Hemos normalizado demasiado el sexo. Está claro que (siempre y cuando haya deseo) es algo maravilloso. Cada vez hablamos más sobre ello y me encanta porque esto no solo te permite echarte unas risas, sino también aprender y concienciar sobre conductas normalizadas. Hasta ahí todo estupendo, pero por Dios, eso no borra los límites.

Una de mis mejores amigas y yo compartimos piso desde hace medio año. Las dos somos del mismo pueblo y al final entre el trabajo y los estudios pasábamos más tiempo en la ciudad que en nuestras casas, así que decidimos mudarnos juntas para compartir gastos y (por qué no) hacer la experiencia un poco más divertida.

De normal la convivencia es muy buena. Al final nos conocemos desde hace mucho tiempo, sabemos qué necesita la otra en cada momento y no dudamos en pegarnos un par de gritos si algo no nos gusta. No le tenemos miedo a poner límites y de hecho yo impuse uno antes de mudarnos juntas: en esta casa no se acepta el nudismo.

Llamadme mojigata si queréis, pero me da asco que ponga su culo sudado en el sofá, las sillas y demás. Cuando se lo comenté ella aceptó a regañadientes, pero al final comprendió que cada uno tiene sus aprensiones y hay que respetarlas. Y por eso me da especial rabia el percal con el que me encontré el otro día.

Ella rompió con el novio poco antes de mudarnos juntas y lo ha pasado bastante mal. No obstante, hace varias semanas que está más animada: vuelve a quedar más con nuestro grupo de amigas y nos ha dado por salir de fiesta bastante a menudo.

Mi mejor amiga es muy atractiva y sociable y nunca le faltan pretendientes, pero cada vez que se le ha arrimado un chaval lo ha acabado rechazando porque aún estaba superando la ruptura y no se sentía preparada para liarse con otra persona. Es un proceso lento y nosotras nunca le metemos presión con el tema.

El fin de semana pasado, cómo no, mi grupo volvió a quedar para salir de fiesta, pero esta vez yo no podía unirme porque había quedado con otros amigos. La noche fue bien, cada una por su lado, y las copas se me alargaron un poco más de lo que pretendía, así que acabé llegando bastante tarde a casa. Entré despacito por si mi amiga estaba durmiendo y cuando abrí la puerta de mi habitación, me la encontré en plena acción con un chico. ¿Perdona?
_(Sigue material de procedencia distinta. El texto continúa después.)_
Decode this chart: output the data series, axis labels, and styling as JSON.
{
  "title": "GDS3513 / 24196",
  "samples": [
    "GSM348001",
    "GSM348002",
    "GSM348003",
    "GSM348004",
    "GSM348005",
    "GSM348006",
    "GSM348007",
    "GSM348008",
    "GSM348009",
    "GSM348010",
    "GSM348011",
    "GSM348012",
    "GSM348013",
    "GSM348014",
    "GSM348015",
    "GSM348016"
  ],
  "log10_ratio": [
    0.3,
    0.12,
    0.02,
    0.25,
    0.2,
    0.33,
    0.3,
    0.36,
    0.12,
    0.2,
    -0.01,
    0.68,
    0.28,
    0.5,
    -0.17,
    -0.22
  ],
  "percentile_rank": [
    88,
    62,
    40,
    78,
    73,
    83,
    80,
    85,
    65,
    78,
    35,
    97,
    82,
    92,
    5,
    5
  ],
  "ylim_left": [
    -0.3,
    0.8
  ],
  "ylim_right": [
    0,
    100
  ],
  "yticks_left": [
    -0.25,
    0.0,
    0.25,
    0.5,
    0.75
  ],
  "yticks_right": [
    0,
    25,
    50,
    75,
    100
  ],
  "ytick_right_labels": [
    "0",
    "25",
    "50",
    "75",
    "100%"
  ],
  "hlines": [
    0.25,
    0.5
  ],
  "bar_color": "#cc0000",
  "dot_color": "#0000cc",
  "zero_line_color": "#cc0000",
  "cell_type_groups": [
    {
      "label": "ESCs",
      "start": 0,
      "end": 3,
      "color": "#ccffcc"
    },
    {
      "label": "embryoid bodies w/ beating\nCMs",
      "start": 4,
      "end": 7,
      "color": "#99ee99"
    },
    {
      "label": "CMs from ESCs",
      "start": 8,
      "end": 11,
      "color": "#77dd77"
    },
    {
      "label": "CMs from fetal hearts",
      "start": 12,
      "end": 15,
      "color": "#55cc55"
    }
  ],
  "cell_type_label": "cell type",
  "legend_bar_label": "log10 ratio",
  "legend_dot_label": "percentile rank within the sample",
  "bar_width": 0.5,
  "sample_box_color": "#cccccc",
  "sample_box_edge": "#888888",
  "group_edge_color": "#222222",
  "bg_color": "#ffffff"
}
Mi más sincera reacción fue pegar un grito y decirles que salieran ya mismo de mi cama. Me quedé ahí plantada viendo cómo recogían la ropa del suelo de mi habitación mientras mi amiga me fulminaba con la mirada. Sinceramente, no sentí ni un poco de pena. Estaba furiosa y no se me ocurría ningún pretexto que justificara trincar en mi cama, así que en cuanto salieron, pegué un portazo, tiré las sábanas al suelo y me fui a dormir.

A la mañana siguiente mi amiga ya estaba despierta y, para mi sorpresa, en cuanto le vi la cara noté que estaba enfadada. Me reclamó por gritarles así, según ella, había sido humillante. Yo hice un ejercicio de retención digno de monje budhista y le pregunté qué mierda hacían follando en mi cama, a lo que me contestó que ligar con ese chico fue algo inesperado y tenía su habitación desordenada, así que para no pasar vergüenza se lo llevó a la mía.

Lógicamente me pareció una excusa de mierda y le canté los cuarenta principales, lo que solo avivó su cabreo. Mi amiga se justifica en que volver a tener sexo con otra persona era un gran paso para ella y que esperaba que yo me alegrara. Trincar en mi cama era una minucia en comparación con su logro personal y que yo hubiera reaccionado de esa forma, según me espetó, solo dejaba ver que tengo un problema con la desnudez y que soy bastante chapada a la antigua.

No medié ni una palabra más, me fui a dar un paseo y cuando volví tenía tropecientos WhatsApps en el grupo de las amigas. Se ve que mi “amiga” se lo había contado a otra del grupo y la iluminada estaba intentando poner paz diciéndome que no es motivo para tanto drama. 

Así que nada, una semana después sigo enfadadísima, evitando estar en zonas comunes de la casa para no ver a mi amiga y esperando una disculpa que no tiene pinta de llegar. Y mientras tanto, todas opinan que soy la mala de la situación.